Much of the information floating around out there surrounding dentistry are myths that make people think they can DIY their dental care. This couldn’t be further from the truth. There are reasons why dentists go to school for eight years and it’s not because people can do the job of a dentist themselves!
Let’s take a look at some of the most common myths we see out there.
Baking Soda is a Cure All
We’ve had many a patient come in and ask about using baking soda to replace their toothpaste. The good thing about baking soda is that it is natural. As a result, people tend to assume this product is superior and more healthy than the toothpastes that are out on the market today.
This couldn’t be further from the truth. Baking soda is a helpful supplement to oral hygiene, but it shouldn’t be used to replace toothpaste. The good thing about baking soda is that it does help to neutralize acids in the mouth, which cuts down on bad breath, but it doesn’t have fluoride, which helps to keep your teeth strong and fighting cavities. Additionally, baking soda is an abrasive and should not be used every day. Instead, it should be used no more than a few times a week. While baking soda is a whitening agent, it is not strong enough to get you the results you might expect from an in-office whitening procedure. The lack of results often drives people to use the product more often and in larger doses, which just causes more abrasions to the surface of the tooth.

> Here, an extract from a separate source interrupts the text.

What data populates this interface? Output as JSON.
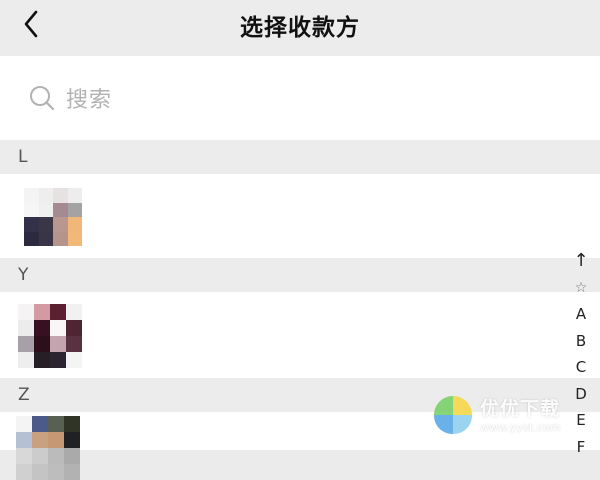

Crushed Aspirin Can Help a Toothache
This is one of those myths that makes us cringe every time we hear a patient mention it. By crushing aspirin and putting it on a tooth you’re not solving a toothache, you’re actually damaging the enamel and roots. This drug was made to be ingested because the acids in your stomach can break it down and distribute it throughout your body.
When you simply crush aspirin and put it on a tooth those chemicals can’t break down properly and instead damage the tooth and surrounding tissues, including your gums, cheeks, and lips.
Stop Brushing if Your Gums Bleed
If you notice your gums bleed when you’re brushing don’t stop brushing. Instead, schedule an appointment with our office. Bleeding gums are often the first sign of gingivitis, which can lead to more advanced periodontal disease.
When you come in we will examine your mouth to determine what is truly causing the issue and provide a treatment plant to nip it in the bud. This will often include tweaking your brushing routine and having your teeth cleaned by a hygienist.
Avoiding Dental Myths
The best way to avoid dental myths is to not research your problems online. Instead, bring them to us so we can provide you with the most up-to-date information from scientific research. If you do decide to research symptoms, stick to .org and .edu websites. These tend to be the most trustworthy and reliable when it comes to delivering accurate information.